Click thumbnail for full size:

.

It works well in the garage, but there might be problems during riding. It remains to be seen. Throttling the relay with the trimpot might make it susceptible to vibrations, turning the impellers off when they are meant to be running at low speed, powered by the battery during riding. I hope the relay will function reliably for my 30min commute (when I need extra cooling in hot weather conditions).

But this design allows normal, or slow speed running of the impellers, either by a NHW10 battery alone, or supported by the 12V auxiliary power supply, at least whilst standing still.
It also allows for recharging (of the auxiliary battery) only, without impellers running.

Once the battery voltage drops to near the cutoff voltage at which the impellers would turn themselves off, the relay turns off instead. The trimpot is a multi-turn trimpot, which allows fine-tuning of the voltage at which the relays turns itself (and the power delivery to the impellers) off.

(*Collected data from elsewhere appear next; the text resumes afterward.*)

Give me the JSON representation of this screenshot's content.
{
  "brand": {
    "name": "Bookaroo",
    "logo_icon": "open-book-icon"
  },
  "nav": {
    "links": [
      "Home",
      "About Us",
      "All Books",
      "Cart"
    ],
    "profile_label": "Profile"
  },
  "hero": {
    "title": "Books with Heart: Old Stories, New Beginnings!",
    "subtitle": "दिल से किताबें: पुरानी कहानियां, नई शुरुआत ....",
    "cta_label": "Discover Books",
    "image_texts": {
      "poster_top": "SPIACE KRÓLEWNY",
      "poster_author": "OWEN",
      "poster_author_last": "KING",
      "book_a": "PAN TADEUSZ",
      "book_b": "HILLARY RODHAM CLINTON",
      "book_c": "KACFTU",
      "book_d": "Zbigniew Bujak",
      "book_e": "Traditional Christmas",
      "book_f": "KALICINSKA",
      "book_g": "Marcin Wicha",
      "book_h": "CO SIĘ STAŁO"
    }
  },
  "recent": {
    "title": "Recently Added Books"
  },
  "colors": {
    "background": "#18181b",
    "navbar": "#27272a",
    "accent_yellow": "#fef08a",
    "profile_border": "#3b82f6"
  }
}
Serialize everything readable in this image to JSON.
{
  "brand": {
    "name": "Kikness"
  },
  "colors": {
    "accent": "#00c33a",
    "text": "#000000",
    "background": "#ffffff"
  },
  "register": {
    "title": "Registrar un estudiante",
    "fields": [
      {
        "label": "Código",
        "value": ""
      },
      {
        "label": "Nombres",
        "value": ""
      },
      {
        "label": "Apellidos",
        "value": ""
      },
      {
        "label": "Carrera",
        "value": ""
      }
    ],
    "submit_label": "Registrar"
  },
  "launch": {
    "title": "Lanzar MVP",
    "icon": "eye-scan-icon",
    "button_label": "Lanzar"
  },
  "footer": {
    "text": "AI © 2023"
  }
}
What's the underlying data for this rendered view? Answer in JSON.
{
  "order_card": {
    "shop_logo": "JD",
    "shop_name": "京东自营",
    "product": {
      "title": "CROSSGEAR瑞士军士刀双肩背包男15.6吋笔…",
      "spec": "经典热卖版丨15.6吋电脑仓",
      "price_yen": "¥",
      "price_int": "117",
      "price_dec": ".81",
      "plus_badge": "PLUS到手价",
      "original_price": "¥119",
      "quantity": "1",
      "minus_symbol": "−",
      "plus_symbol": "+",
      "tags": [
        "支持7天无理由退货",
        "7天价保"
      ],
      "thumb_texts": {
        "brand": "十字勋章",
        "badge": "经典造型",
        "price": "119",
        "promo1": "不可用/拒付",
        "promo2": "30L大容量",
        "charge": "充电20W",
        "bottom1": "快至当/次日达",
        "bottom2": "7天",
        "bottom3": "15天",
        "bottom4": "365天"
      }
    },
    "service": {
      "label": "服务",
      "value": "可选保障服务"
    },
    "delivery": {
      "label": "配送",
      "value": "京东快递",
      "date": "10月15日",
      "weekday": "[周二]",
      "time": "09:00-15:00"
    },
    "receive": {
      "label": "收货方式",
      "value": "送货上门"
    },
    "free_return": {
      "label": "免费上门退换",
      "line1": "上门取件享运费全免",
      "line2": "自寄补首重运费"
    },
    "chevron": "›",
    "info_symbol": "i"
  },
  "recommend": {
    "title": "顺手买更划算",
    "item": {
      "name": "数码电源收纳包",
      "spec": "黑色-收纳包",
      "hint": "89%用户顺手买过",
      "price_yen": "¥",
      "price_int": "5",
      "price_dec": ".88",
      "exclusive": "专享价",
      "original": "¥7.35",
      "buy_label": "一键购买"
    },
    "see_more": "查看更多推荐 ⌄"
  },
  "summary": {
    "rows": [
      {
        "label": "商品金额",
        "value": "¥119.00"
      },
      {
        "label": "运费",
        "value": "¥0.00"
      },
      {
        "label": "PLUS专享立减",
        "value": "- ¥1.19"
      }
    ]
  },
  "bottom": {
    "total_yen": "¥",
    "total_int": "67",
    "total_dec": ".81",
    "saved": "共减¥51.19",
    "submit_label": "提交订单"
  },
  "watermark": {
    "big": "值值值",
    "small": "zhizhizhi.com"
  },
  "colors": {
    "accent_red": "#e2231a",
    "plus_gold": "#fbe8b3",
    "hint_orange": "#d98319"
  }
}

The battery gets charged (by auxiliary and / or stock 12V supply) at a rate which can easily be supplied by either of the power supplies (even if the battery is empty and the diodes are hot from recent use); but the charging will crawl to a halt (because of the diodes combined voltage drop) before the batteries get overcharged. The NiMH batteries end up getting charged at C/100 or less, with a temperature rise of 1-2degC. maximum, once they are fairly full.

.

When the impellers are being powered by the (initially full) battery and the auxiliary power supply, then they run for about 2 - 2.5 hrs before the relay turns off (when the battery voltage drops to about 7.45V).
.

I had to mix a few different diodes to get the balance right; the diodes I used initially had a higher voltage drop, causing thermal runaway and reduced forward voltage drop, etc. etc.
The current from the auxiliary power supply increased as the diodes were heating up, until the impellers were being powered and the batteries being charged by the auxiliary power supply. That is still an option, if more controlled heating / cooling of the diodes was implemented in the future.

The resistors are connected via screw-terminals; that will allow fine tuning. I changed them a few times to find the right values.

Heat-sinking the diodes is a bit of a tricky issue, but so far it seems like I have solved that problem. I'll have to check regularly if the double-sided-heat-sinking-sticky-tape continues to work!

I have propped it up with supporting hot-melt-glue; I am confident it will be OK.

See pictures for details. If you needs more details, ask away. I don't want to waste too much time describing a one-off device that no-one but me likes!
 
It would have been smart to actually attach the photos....Sorry!